Figure 3. EI interplay during SLEs

A. Traces from simultaneous whole-cell measurements from one interneuron (blue, ellipse) and two pyramidal cells (red, triangles), and an extracellular DC mode recording (EC). Inverted black triangles denote the FPESs. B. Average spike rates of the three cells (interneuron - blue circles, pyramidal 1 - red diamonds, pyramidal 2 - red triangles). Note that the plot in B is an average (n=8 SLEs in the experiment), and hence is not precisely time locked to the single SLE example shown in A. C. EI crosscorrelation averages. The means of EI subthreshold crosscorrelation values were significantly different (ANOVA: df=10199, F=4.27, p<0.0001) at distinct SLE stages (Tukey multicomparison, green asterisks). Unweighted pooled subthreshold EI crosscorrelation values (represented as black diamonds) peaked at the onset of SLEs, followed by a decrease, and then a gradual increase towards the end of the SLEs (Tukey multiple comparison test, p<0.001). With weighted resampled averages (gray squares) the peak at the onset of SLEs was less prominent, but the significance of the increase in subthreshold EI correlations was retained (p<0.05). Inverted black triangles denote the FPESs in C, D, inset in E. D. A significant increase in EI spike correlations was observed at the beginning (unweighted, blue asterisk) and following the DB in interneurons (weighted averages, green asterisk). (ANOVA, df=10199, F=3.27, p<0.0001; Tukey multiple comparison test, p<0.001 for unweighted (black diamonds) and p<0.005 for weighted resampled (gray squares) averages). E. Cumulative average spike rates (n=15 oriens interneurons and n=40 pyramidal cells from pairs and single whole cell recordings). Note the peak of inhibitory spiking preceding the FPES (dark blue – I unweigthed pooled; light blue – I weighted resampled). Excitatory firing rates increase as interneurons enter into the DB and decreased as interneurons exit the DB (red – E unweigthed pooled; orange - unweigthed pooled). Inset shows average spike rates at expanded time scale.

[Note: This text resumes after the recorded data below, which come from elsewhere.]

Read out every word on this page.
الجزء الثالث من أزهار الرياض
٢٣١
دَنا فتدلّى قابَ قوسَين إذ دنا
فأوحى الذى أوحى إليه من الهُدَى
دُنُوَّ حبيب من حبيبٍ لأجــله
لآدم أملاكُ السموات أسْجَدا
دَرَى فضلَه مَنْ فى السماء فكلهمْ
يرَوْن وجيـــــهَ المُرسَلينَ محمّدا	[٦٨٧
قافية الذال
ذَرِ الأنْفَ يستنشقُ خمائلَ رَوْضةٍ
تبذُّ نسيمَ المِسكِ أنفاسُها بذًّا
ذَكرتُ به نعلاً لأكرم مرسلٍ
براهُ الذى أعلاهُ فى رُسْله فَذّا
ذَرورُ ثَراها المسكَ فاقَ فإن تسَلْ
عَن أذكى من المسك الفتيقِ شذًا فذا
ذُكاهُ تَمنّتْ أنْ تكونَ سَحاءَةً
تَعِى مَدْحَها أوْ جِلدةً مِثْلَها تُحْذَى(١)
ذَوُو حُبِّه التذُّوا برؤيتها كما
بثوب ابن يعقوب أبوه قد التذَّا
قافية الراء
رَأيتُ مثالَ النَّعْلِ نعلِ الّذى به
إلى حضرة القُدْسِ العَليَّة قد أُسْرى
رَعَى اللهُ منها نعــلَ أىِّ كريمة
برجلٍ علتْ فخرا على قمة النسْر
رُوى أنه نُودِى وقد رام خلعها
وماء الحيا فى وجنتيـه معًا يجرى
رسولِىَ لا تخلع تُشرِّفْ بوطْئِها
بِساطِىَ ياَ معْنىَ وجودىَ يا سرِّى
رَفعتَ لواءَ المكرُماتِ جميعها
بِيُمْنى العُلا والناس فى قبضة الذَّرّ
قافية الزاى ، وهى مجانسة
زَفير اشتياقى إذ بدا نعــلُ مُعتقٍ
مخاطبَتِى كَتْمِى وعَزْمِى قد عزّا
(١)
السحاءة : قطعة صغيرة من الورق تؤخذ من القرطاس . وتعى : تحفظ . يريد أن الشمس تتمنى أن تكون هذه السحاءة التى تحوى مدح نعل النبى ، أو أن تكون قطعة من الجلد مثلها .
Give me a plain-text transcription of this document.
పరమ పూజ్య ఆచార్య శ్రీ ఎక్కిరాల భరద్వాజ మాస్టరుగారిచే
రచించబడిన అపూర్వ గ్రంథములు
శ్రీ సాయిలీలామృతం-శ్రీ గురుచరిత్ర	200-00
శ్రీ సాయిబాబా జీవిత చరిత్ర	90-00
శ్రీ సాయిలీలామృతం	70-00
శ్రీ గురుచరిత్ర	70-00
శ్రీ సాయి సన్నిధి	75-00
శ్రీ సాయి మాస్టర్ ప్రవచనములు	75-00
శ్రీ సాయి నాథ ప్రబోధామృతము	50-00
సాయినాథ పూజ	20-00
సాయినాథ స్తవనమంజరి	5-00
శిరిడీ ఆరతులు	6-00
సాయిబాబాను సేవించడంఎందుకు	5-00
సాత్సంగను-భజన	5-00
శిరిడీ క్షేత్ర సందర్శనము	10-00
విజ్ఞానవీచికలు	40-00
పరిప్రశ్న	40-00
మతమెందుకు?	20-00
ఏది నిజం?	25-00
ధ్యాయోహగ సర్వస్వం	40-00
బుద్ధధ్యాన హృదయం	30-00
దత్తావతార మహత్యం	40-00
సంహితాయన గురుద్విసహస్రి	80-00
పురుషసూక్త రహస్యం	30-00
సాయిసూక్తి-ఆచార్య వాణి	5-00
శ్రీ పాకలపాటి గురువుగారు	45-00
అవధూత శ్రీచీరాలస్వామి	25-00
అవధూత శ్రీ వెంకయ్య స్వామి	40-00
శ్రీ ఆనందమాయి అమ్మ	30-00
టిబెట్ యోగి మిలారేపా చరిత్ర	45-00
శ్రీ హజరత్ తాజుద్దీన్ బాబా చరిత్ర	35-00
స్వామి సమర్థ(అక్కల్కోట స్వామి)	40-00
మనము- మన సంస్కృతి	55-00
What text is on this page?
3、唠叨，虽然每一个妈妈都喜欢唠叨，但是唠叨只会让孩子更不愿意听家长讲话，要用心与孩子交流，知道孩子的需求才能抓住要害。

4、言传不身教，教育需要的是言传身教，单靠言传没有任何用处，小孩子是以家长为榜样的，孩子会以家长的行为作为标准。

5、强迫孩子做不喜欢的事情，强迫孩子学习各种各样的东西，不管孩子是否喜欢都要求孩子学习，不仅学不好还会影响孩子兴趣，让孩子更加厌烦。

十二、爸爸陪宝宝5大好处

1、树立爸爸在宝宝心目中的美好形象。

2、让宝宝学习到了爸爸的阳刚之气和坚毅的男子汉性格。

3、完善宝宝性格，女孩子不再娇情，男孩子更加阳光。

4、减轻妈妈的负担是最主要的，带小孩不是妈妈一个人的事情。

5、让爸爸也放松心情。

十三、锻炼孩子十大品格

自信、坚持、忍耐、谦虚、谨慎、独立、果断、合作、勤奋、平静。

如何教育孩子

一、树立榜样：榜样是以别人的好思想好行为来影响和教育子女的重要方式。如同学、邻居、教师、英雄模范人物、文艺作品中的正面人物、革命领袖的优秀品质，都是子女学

Figure 4. II activity during SLEs

A. Whole cell measurements from two oriens interneurons accompanied by the average cross correlation (CC) measures of suprathreshold (B) and sub-threshold (C) signals (n=13 SLEs, 3 pairs). Inverted triangle indicates the FPES. Note the clear loss of spiking and increase in subthreshold correlations during DB in II pairs (unweighted averages).